Recentemente la Corte di Cassazione (sentenza n. 32.158 del 2018) ha ribadito alcune regole fondamentali in materia di licenziamento per non idoneità al lavoro dovuta ad infortunio o malattia che non siano dovute a colpe o negligenze del datore di lavoro.

La Corte ha stabilito che:

  • nel caso in cui si verifichi una infermità permanente (accertata dal medico competente e, ribadisco, non dovuta a colpa del datore) che renda il lavoratore inabile a svolgere le mansioni per le quali è stato assunto, il licenziamento sarà possibile solo se nell’azienda non vi siano altre posizioni in cui il lavoratore possa essere collocato e che siano compatibili con il suo attuale stato di salute.

Si tratta del cosiddetto obbligo di ripescaggio (repechage in francese).

In sostanza prima di poter licenziare il lavoratore (diventato in modo permanente inabile alle sue mansioni), il datore di lavoro, su richiesta del lavoratore, ha l’obbligo:

  • di verificare se nella sua azienda vi siano altre mansioni in cui il lavoratore inabile possa essere impiegato senza rischi per le sue condizioni fisiche (anche mansioni inferiori rispetto a quelle per cui il lavoratore fu assunto, se il lavoratore lo consente).

Il licenziamento sarà quindi possibile e sarà lecito solo se il datore di lavoro avrà dimostrato che non esistano in azienda altre mansioni a cui adibire il lavoratore divenuto permanentemente inabile e, quindi, non sia possibile ricollocarlo altrove.

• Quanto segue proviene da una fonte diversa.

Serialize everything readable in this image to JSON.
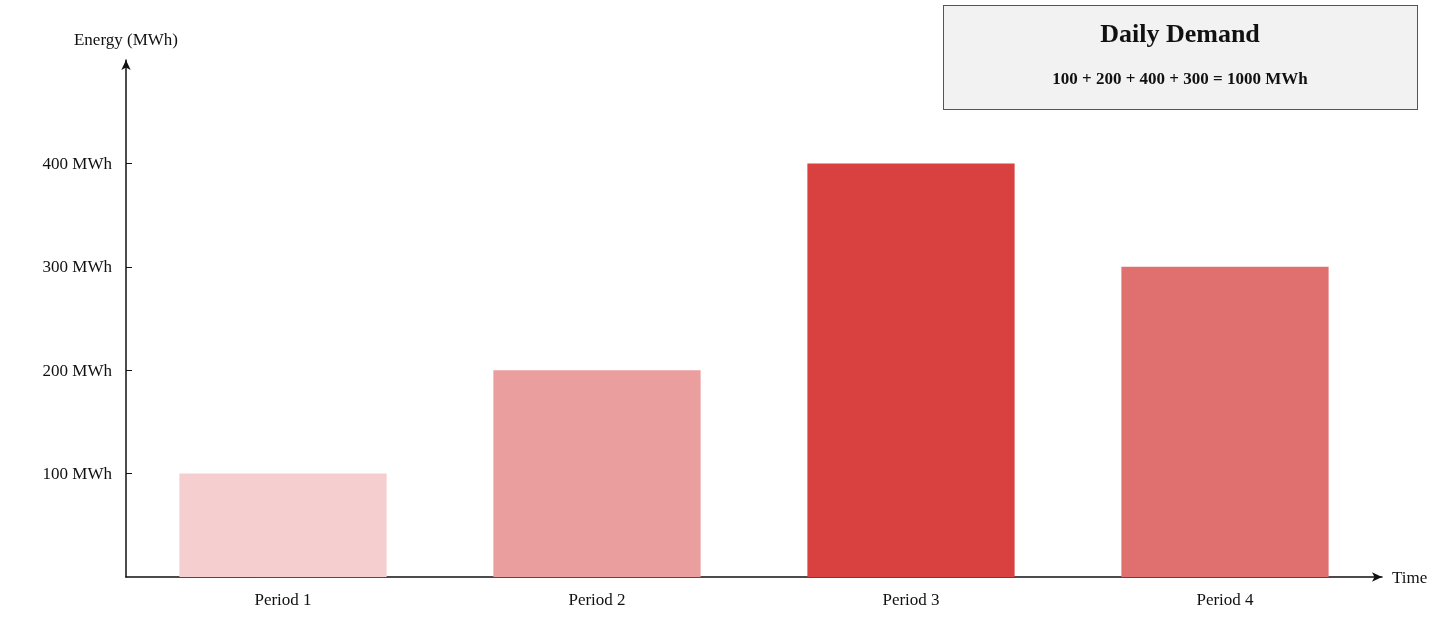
{
  "chart_data": {
    "type": "bar",
    "title": "Daily Demand",
    "subtitle": "100 + 200 + 400 + 300 = 1000 MWh",
    "xlabel": "Time",
    "ylabel": "Energy (MWh)",
    "categories": [
      "Period 1",
      "Period 2",
      "Period 3",
      "Period 4"
    ],
    "values": [
      100,
      200,
      400,
      300
    ],
    "colors": [
      "#f5cfcf",
      "#eb9e9e",
      "#d94040",
      "#e07070"
    ],
    "ylim": [
      0,
      500
    ],
    "yticks": [
      {
        "value": 100,
        "label": "100 MWh"
      },
      {
        "value": 200,
        "label": "200 MWh"
      },
      {
        "value": 300,
        "label": "300 MWh"
      },
      {
        "value": 400,
        "label": "400 MWh"
      }
    ]
  }
}
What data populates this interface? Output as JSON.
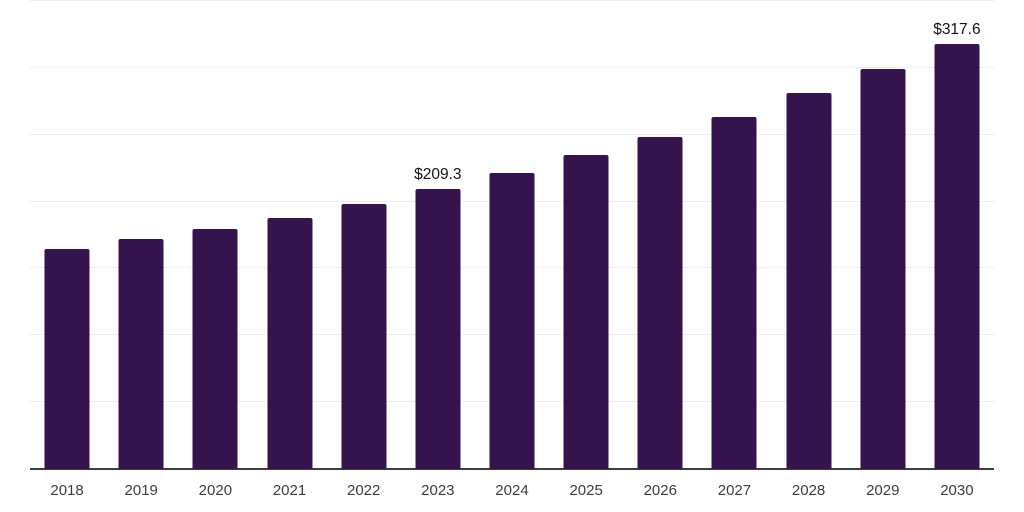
{
  "chart_data": {
    "type": "bar",
    "title": "",
    "xlabel": "",
    "ylabel": "",
    "categories": [
      "2018",
      "2019",
      "2020",
      "2021",
      "2022",
      "2023",
      "2024",
      "2025",
      "2026",
      "2027",
      "2028",
      "2029",
      "2030"
    ],
    "values": [
      164.4,
      171.9,
      179.4,
      187.6,
      198.3,
      209.3,
      221.5,
      234.6,
      248.0,
      263.6,
      281.1,
      299.1,
      317.6
    ],
    "data_labels": [
      "",
      "",
      "",
      "",
      "",
      "$209.3",
      "",
      "",
      "",
      "",
      "",
      "",
      "$317.6"
    ],
    "value_prefix": "$",
    "ylim": [
      0,
      350
    ],
    "grid_step": 50,
    "grid": true,
    "legend": false,
    "colors": {
      "bar": "#35134d",
      "gridline": "#ededed",
      "axis_line": "#3e3e3e",
      "tick_label": "#3d3d3d",
      "value_label": "#141414",
      "background": "#ffffff"
    }
  }
}
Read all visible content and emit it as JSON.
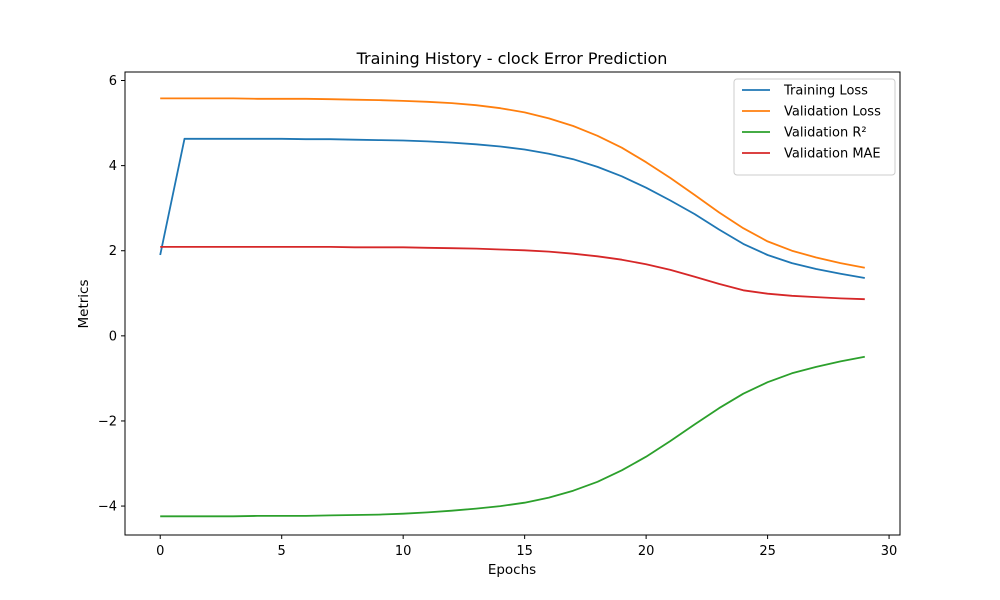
{
  "chart_data": {
    "type": "line",
    "title": "Training History - clock Error Prediction",
    "xlabel": "Epochs",
    "ylabel": "Metrics",
    "xlim": [
      -1.45,
      30.45
    ],
    "ylim": [
      -4.68,
      6.2
    ],
    "xticks": [
      0,
      5,
      10,
      15,
      20,
      25,
      30
    ],
    "yticks": [
      -4,
      -2,
      0,
      2,
      4,
      6
    ],
    "xtick_labels": [
      "0",
      "5",
      "10",
      "15",
      "20",
      "25",
      "30"
    ],
    "ytick_labels": [
      "−4",
      "−2",
      "0",
      "2",
      "4",
      "6"
    ],
    "grid": false,
    "legend_position": "top-right",
    "x": [
      0,
      1,
      2,
      3,
      4,
      5,
      6,
      7,
      8,
      9,
      10,
      11,
      12,
      13,
      14,
      15,
      16,
      17,
      18,
      19,
      20,
      21,
      22,
      23,
      24,
      25,
      26,
      27,
      28,
      29
    ],
    "series": [
      {
        "name": "Training Loss",
        "color": "#1f77b4",
        "values": [
          1.9,
          4.63,
          4.63,
          4.63,
          4.63,
          4.63,
          4.62,
          4.62,
          4.61,
          4.6,
          4.59,
          4.57,
          4.54,
          4.5,
          4.45,
          4.38,
          4.28,
          4.15,
          3.97,
          3.75,
          3.48,
          3.18,
          2.86,
          2.5,
          2.16,
          1.9,
          1.71,
          1.57,
          1.46,
          1.36
        ]
      },
      {
        "name": "Validation Loss",
        "color": "#ff7f0e",
        "values": [
          5.58,
          5.58,
          5.58,
          5.58,
          5.57,
          5.57,
          5.57,
          5.56,
          5.55,
          5.54,
          5.52,
          5.5,
          5.47,
          5.42,
          5.35,
          5.25,
          5.11,
          4.93,
          4.7,
          4.42,
          4.08,
          3.71,
          3.31,
          2.9,
          2.53,
          2.22,
          2.0,
          1.84,
          1.71,
          1.6
        ]
      },
      {
        "name": "Validation R²",
        "color": "#2ca02c",
        "values": [
          -4.24,
          -4.24,
          -4.24,
          -4.24,
          -4.23,
          -4.23,
          -4.23,
          -4.22,
          -4.21,
          -4.2,
          -4.18,
          -4.15,
          -4.11,
          -4.06,
          -4.0,
          -3.92,
          -3.8,
          -3.64,
          -3.43,
          -3.16,
          -2.84,
          -2.47,
          -2.08,
          -1.7,
          -1.36,
          -1.09,
          -0.88,
          -0.73,
          -0.6,
          -0.49
        ]
      },
      {
        "name": "Validation MAE",
        "color": "#d62728",
        "values": [
          2.09,
          2.09,
          2.09,
          2.09,
          2.09,
          2.09,
          2.09,
          2.09,
          2.08,
          2.08,
          2.08,
          2.07,
          2.06,
          2.05,
          2.03,
          2.01,
          1.98,
          1.93,
          1.87,
          1.79,
          1.68,
          1.55,
          1.39,
          1.22,
          1.07,
          0.99,
          0.94,
          0.91,
          0.88,
          0.86
        ]
      }
    ]
  }
}
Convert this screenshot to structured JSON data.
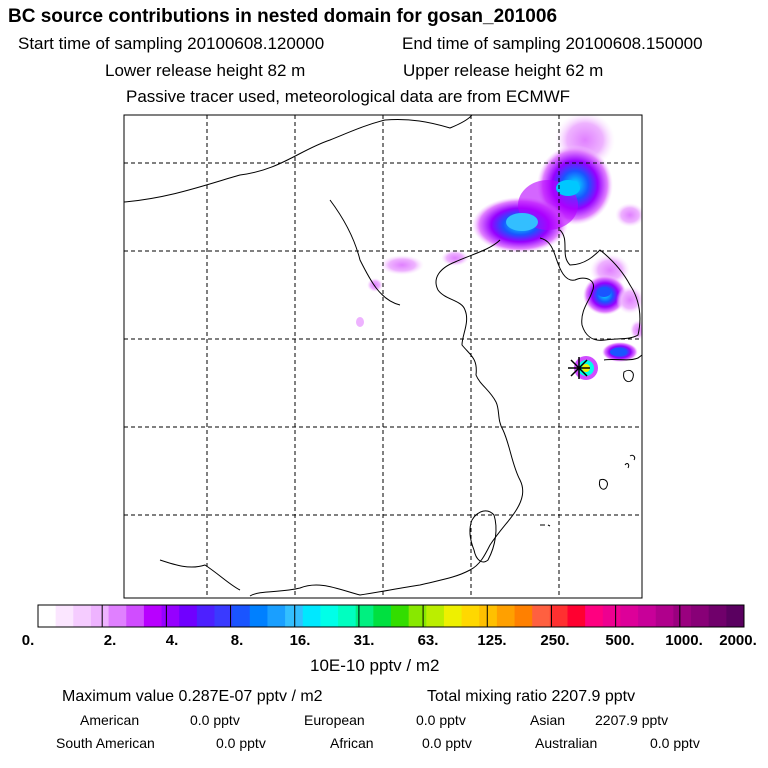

Nel caso in cui, invece, la causa dell’infortunio sia dovuta a colpa del datore di lavoro (che, ad esempio, non aveva predisposto tutte le misure per la tutela della sicurezza dei dipendenti) allora il lavoratore potrà:

  • assentarsi dal lavoro finché non sarà guarito (se la guarigione è possibile) e non potrà essere licenziato per superamento del periodo di comporto (cioè non sarà licenziabile per essersi assentato per malattia o infortunio oltre i termini massimi previsti dal contratto collettivo);
  • ottenere un risarcimento del danno a carico del datore di lavoro per quei danni, cosiddetti differenziali, che non sono coperti dall’indennizzo Inail (ad esempio per l’eventuale danno che deriva dalla permanente inidoneità al lavoro).